Vertical federated learning (VFL) enables multiple parties with disjoint features to collaboratively train models without sharing raw data. While privacy vulnerabilities of VFL are extensively-studied, its security threats-particularly targeted label attacks-remain underexplored. In such attacks, a passive party perturbs inputs at inference to force misclassification into adversary-chosen labels. Existing methods rely on unrealistic assumptions (e.g., accessing VFL-model's outputs) and ignore anomaly detectors deployed in real-world systems. To bridge this gap, we introduce VTarbel, a two-stage, minimal-knowledge attack framework explicitly designed to evade detector-enhanced VFL inference. During the preparation stage, the attacker selects a minimal set of high-expressiveness samples (via maximum mean discrepancy), submits them through VFL protocol to collect predicted labels, and uses these pseudo-labels to train estimated detector and surrogate model on local features. In attack stage, these models guide gradient-based perturbations of remaining samples, crafting adversarial instances that induce targeted misclassifications and evade detection. We implement VTarbel and evaluate it against four model architectures, seven multimodal datasets, and two anomaly detectors. Across all settings, VTarbel outperforms four state-of-the-art baselines, evades detection, and retains effective against three representative privacy-preserving defenses. These results reveal critical security blind spots in current VFL deployments and underscore urgent need for robust, attack-aware defenses.

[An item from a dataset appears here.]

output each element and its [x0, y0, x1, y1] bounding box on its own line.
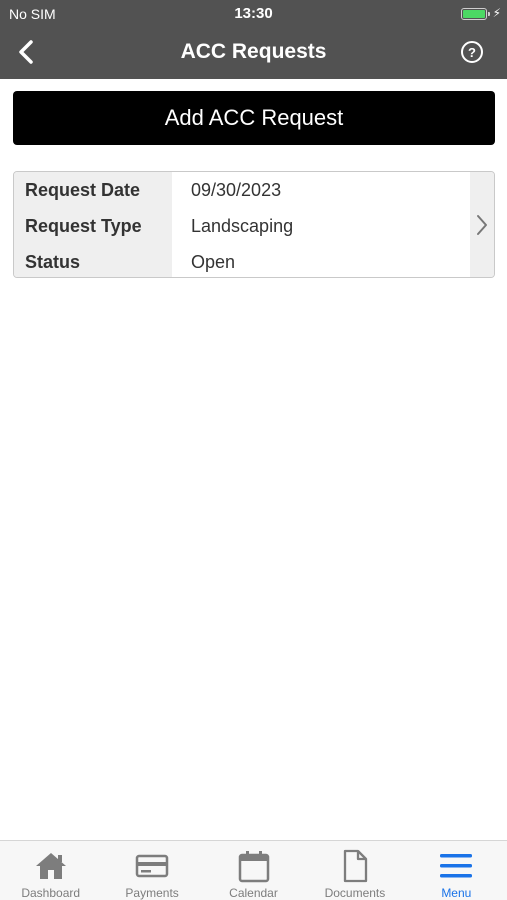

翻译：纵向联邦学习（VFL）允许多个特征互不相交的参与方在不共享原始数据的情况下协作训练模型。尽管VFL的隐私漏洞已得到广泛研究，但其安全威胁——尤其是定向标签攻击——仍未得到充分探索。在此类攻击中，被动方在推理阶段扰动输入，以迫使模型误分类至攻击者选定的标签。现有方法依赖不现实的假设（例如访问VFL模型的输出），且忽略了实际系统中部署的异常检测器。为弥补这一差距，我们提出VTarbel——一个两阶段、最小知识攻击框架，明确设计用于规避检测器增强的VFL推理。在准备阶段，攻击者通过最大均值差异选择最小规模的高表达能力样本集，通过VFL协议提交以收集预测标签，并利用这些伪标签基于本地特征训练估计检测器与代理模型。在攻击阶段，这些模型指导对剩余样本进行基于梯度的扰动，生成既能引发定向误分类又能规避检测的对抗样本。我们实现了VTarbel，并在四种模型架构、七个多模态数据集和两种异常检测器上进行了评估。在所有设定下，VTarbel均优于四种先进基线方法，成功规避检测，并对三种代表性隐私保护防御保持有效攻击能力。这些结果揭示了当前VFL部署中关键的安全盲区，并凸显了构建具备攻击感知能力的鲁棒防御机制的迫切需求。